Many more authors followed suit, bringing their expertise in to help chisel and structure this brand new genre. Ann Radcliffe introduced brooding villains and the ‘explained supernatural’, giving each seemingly inexplicable event a natural cause, earning the title ‘The Great Enchantress’.

As each element was named and embraced, the Gothic Novel had come into its own.

Preternatural Poe and Poets

Much like the greedy ghosts that reside in it, Gothic fiction immediately set about consuming literature. People loved romance – not in the context of love specifically, but the fanciful aura and fantastical sentiments propagated by the style. They also, however, loved realism and characters who spoke in their own tongues, succumbing to vices that they themselves were guilty of.

From psychological studies like ‘The Yellow Wallpaper’ by Charlotte Perkins Gilman to overt horror like Bram Stoker’s ‘Dracula’ and Mary Shelley’s ‘Frankenstein’, this was more than a genre – it was a literary overlord with its fingers in each pie, and it affected more than just pop culture. Frankenstein and Dracula are still beloved to the horror genre today, and by making her anti-heroine, a woman wronged by her sexist doctor and disbelieving husband, Gilman made a massive contribution to the feminist movement. She owned the element of emotional distress, unlike any other.

Edgar Allan Poe made Gothic literature bow to him with every stroke of his pen. Horror stories like ‘The Fall of the House of Usher’ and ‘The Oval Portrait’ still send shivers down readers’ spines. His poetry about loss and despair, notably ‘Annabel Lee’ and ‘The Raven’ stand alongside the works of other Gothic poets like Percy Bysshe Shelley’s ‘Ozymandias’, ‘The Rime of the Ancient Mariner’ by Samuel Taylor Coleridge and Lord Byron’s ‘Don Juan’. Poe also pioneered murder mysteries with ‘The Murders in Rue Morgue’, which would go on to influence the dreary deaths is Sir Arthur Conan Doyle’s legendary ‘Sherlock Holmes’ series.

The Bronte sisters also cemented their names in time by putting their strong free-spirited females in large rumbling mansions. Emily’s ‘Wuthering Heights’ was a child most true to its parent genre – with the unattainable Cathy and miserable anti-hero Heathcliff, a mansion worn down by the unsavoury sights it had witnessed, and a gullible narrator discovering worse things every second.  Charlotte’s mad and depressed characters from ‘Jane Eyre’ and Anne’s headstrong protagonist ‘The Tenant of Wildfell Hall’ also made quite a set.

It is almost impossible to detail the reach of the genre, from horror to mystery to romance and even comedy, of which Oscar Wilde’s ‘The Canterville Ghost’ is a great example.

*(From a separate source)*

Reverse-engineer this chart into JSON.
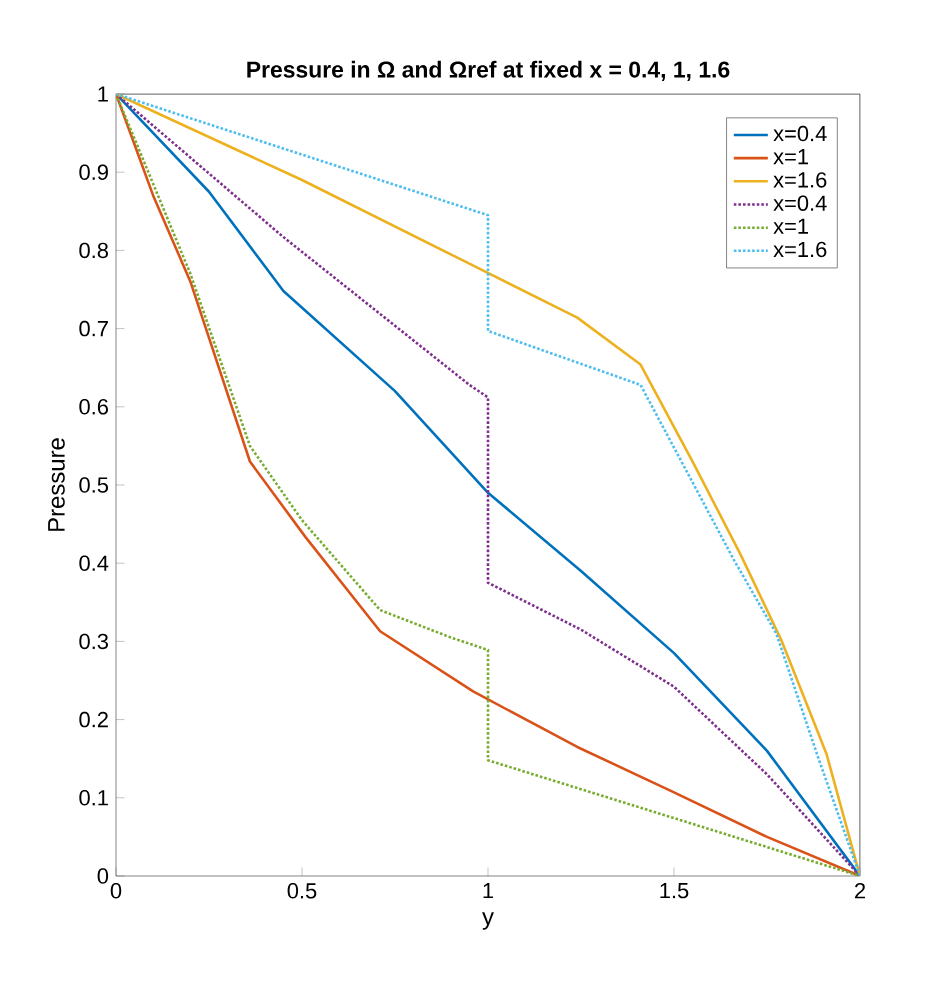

All notable authors could mark Gothic influences, and this is how the ‘classics’ we know of were shaped.

Modern Mysteries and Contemporary Corpses

One of the most tragic facts about life is that fewer people read every day. A minor consolation is that our tastes haven’t changed – it’s just that visual media is more revered today. This itself, however, has plenty of proof that Gothic elements still survive, strongly at that. Stephen King, the acclaimed novelist responsible for influencing phenomenal movies like ‘It’ and ‘The Shining’ has wielded these elements multiple times. Agatha Christie wholeheartedly embraced large mansions, a sentiment echoed by the recent film ‘Knives Out’, and psychological thrillers often exit theatres with too many awards to hold.

Legends change over time, morphing themselves to win the hearts of their contemporaries. As the world blossomed, the stories graduated from whispers over bonfires to splashes of ink on paper and eventually to images on their screens. People flocked to stories of every hue, but the dark tones subtly shrouded in mystery were the ones that spoke to all ages alike. The original Goths are long forgotten, but the literature that invoked their name lives on to this day, forever haunting readers with its ethereal coldness and dark beauty.